Pandan Leaf Sticky Rice Dumplings (Bánh khúc lá nếp)

I made this using what I had at home, so I used pandan leaf powder, which gives a flavor quite similar to traditional bánh khúc. This is a familiar breakfast treat.
Pandan Leaf Sticky Rice Dumplings (Bánh khúc lá nếp)
I made this using what I had at home, so I used pandan leaf powder, which gives a flavor quite similar to traditional bánh khúc. This is a familiar breakfast treat.
Steps
- 1
Soak the glutinous rice and split mung beans for about 6 to 8 hours. Steam the mung beans until cooked, then mash or blend until smooth.
- 2
Cut the pork belly into small pieces and marinate with a little pepper and salt.

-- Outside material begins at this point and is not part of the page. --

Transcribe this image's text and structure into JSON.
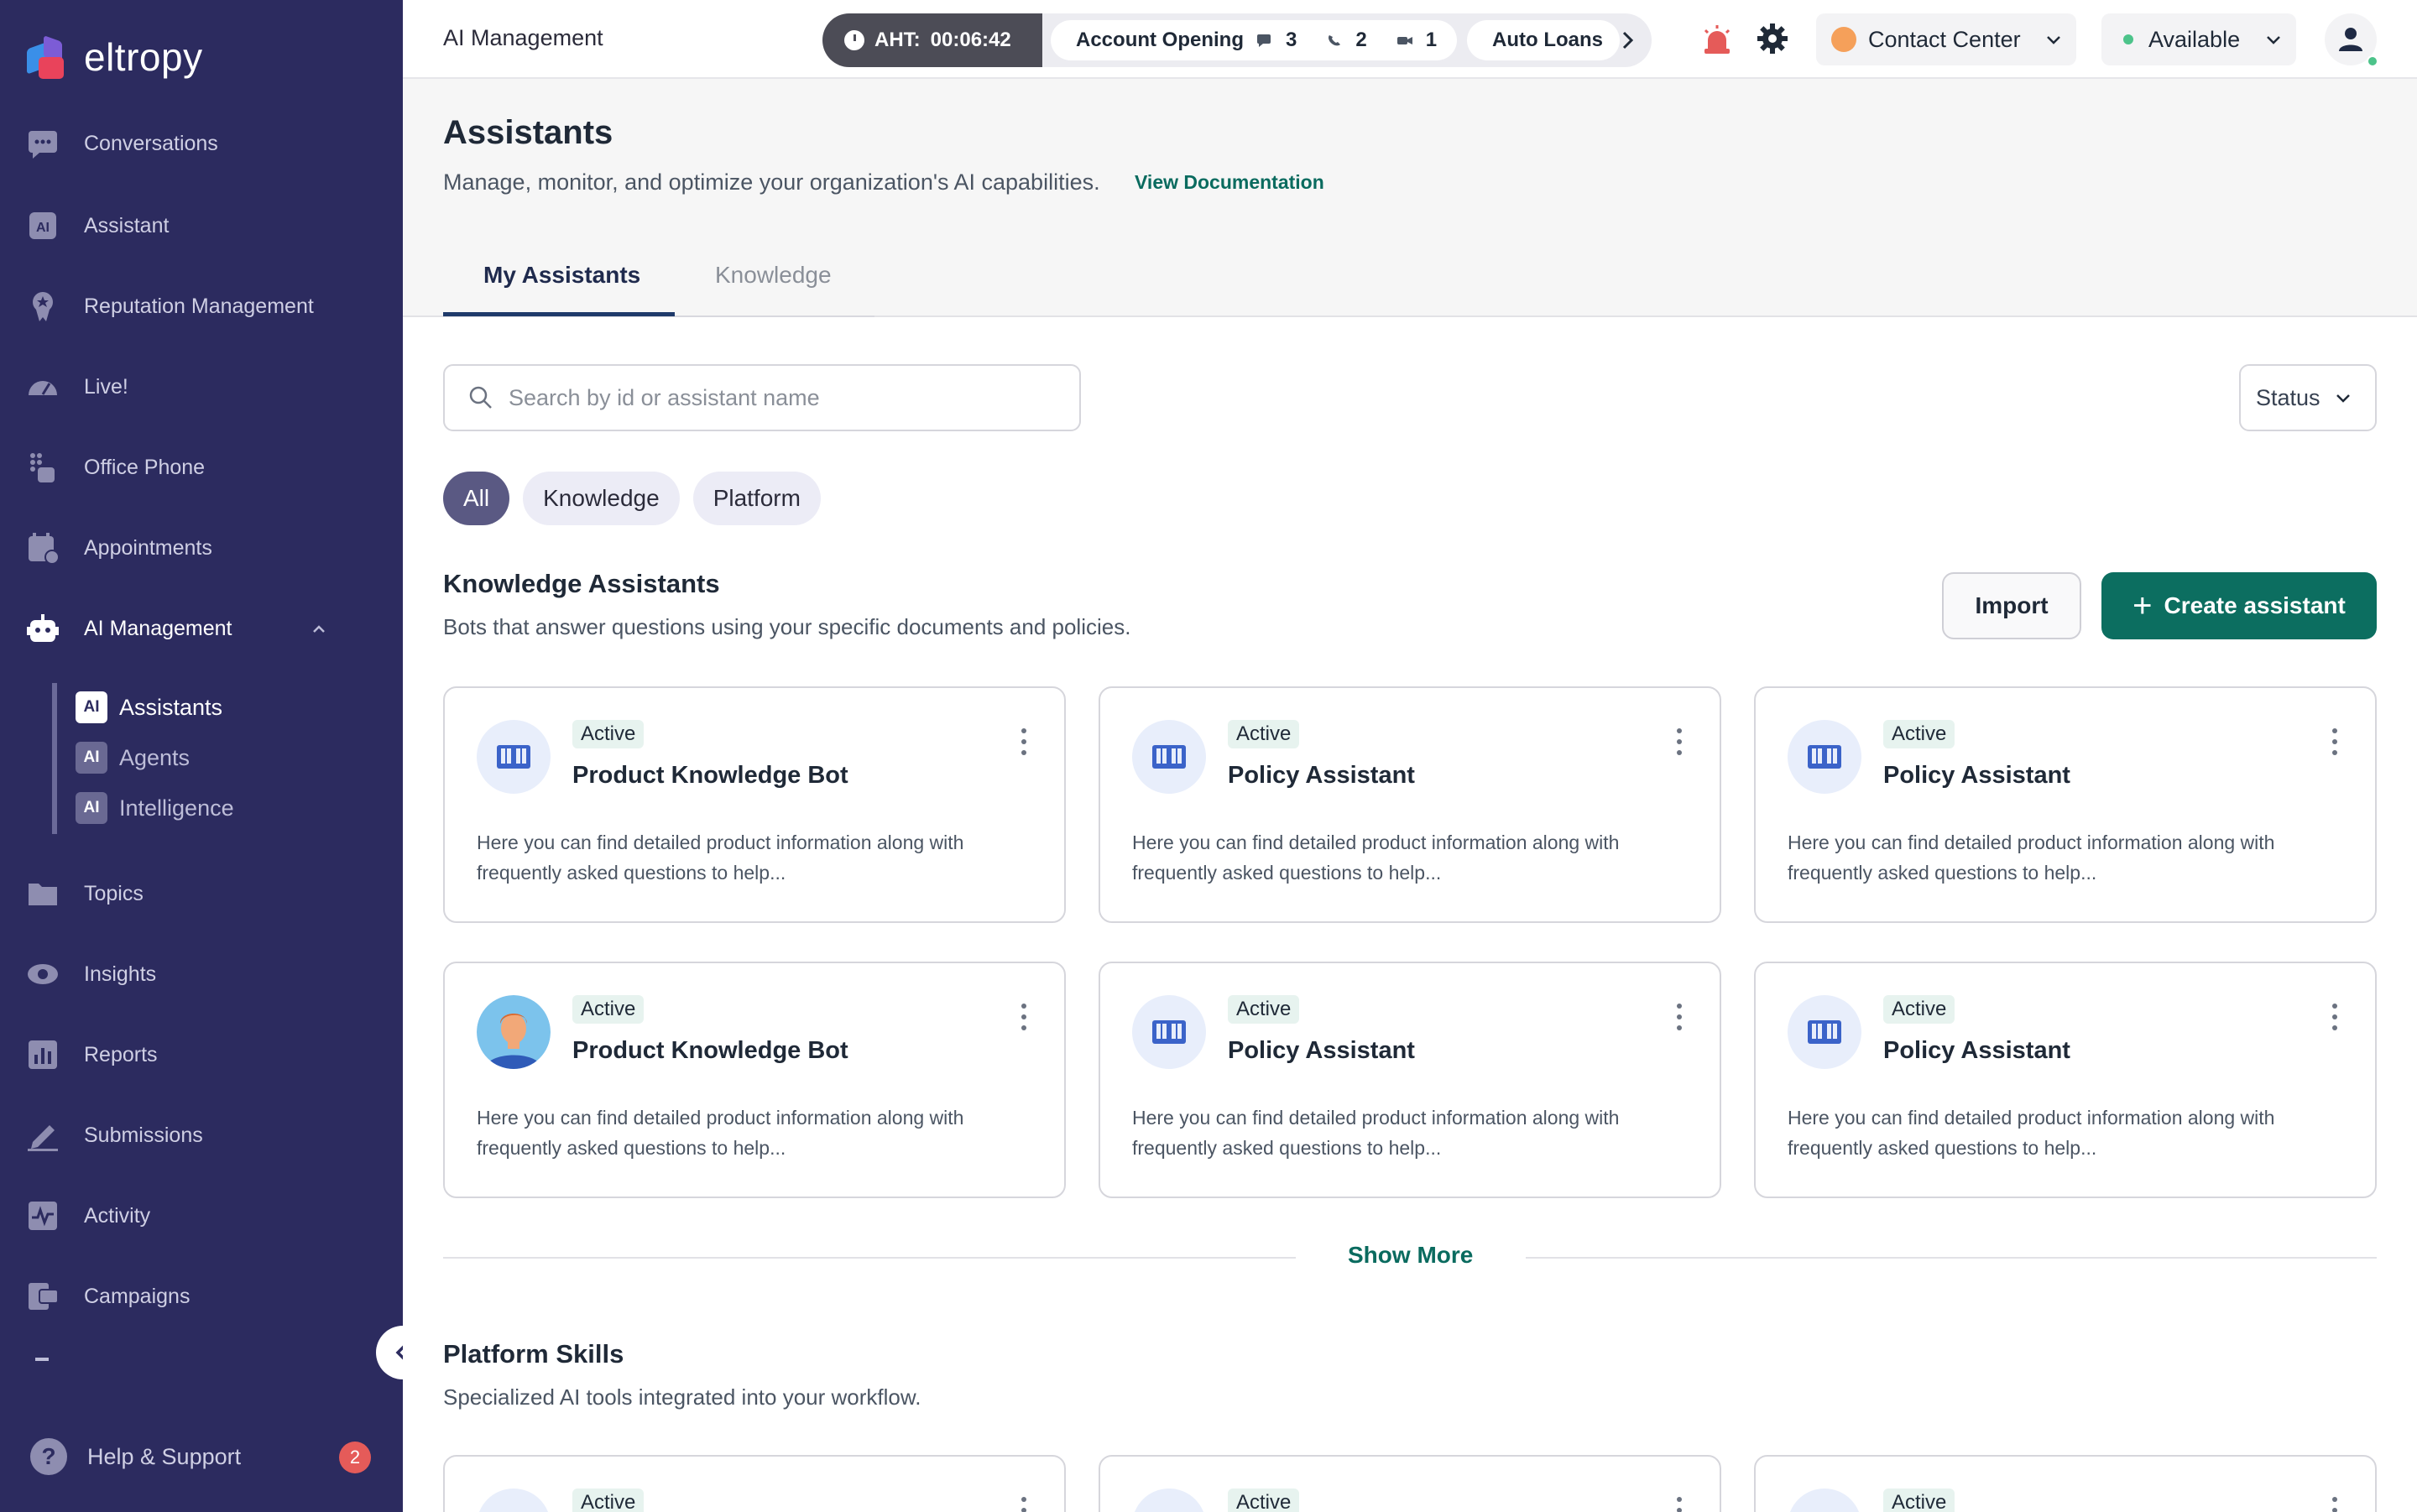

Finely chop 3 to 4 shallots and sauté until golden and fragrant, then remove the shallots and save the shallot oil. Stir-fry the pork belly in the shallot oil until cooked. Mix the pork, shallot oil, and fried shallots with the mashed mung beans. Shape the filling into tight balls.
- 3
Bring water to a boil and add the pandan leaf powder, cooking until thickened, then remove any excess solids. (Alternatively, mix the pandan leaf powder directly with the glutinous rice flour.) Pour boiling water into 1/3 of the glutinous rice flour and stir well until the dough is thick and hard to mix, then let it rest for 30 minutes. Mix in the remaining dry flour by hand until the dough is smooth and no longer sticky. Divide the dough into portions matching the number of filling balls. Wrap the filling with the dough, roll into balls, and coat with dry flour or glutinous rice.
- 4
Line a steamer with a layer of glutinous rice, place the dumplings on top, and cover with another layer of glutinous rice to fully cover the dumplings. Steam for about 20 to 30 minutes until the rice and dumplings are cooked through. Serve hot with sesame salt.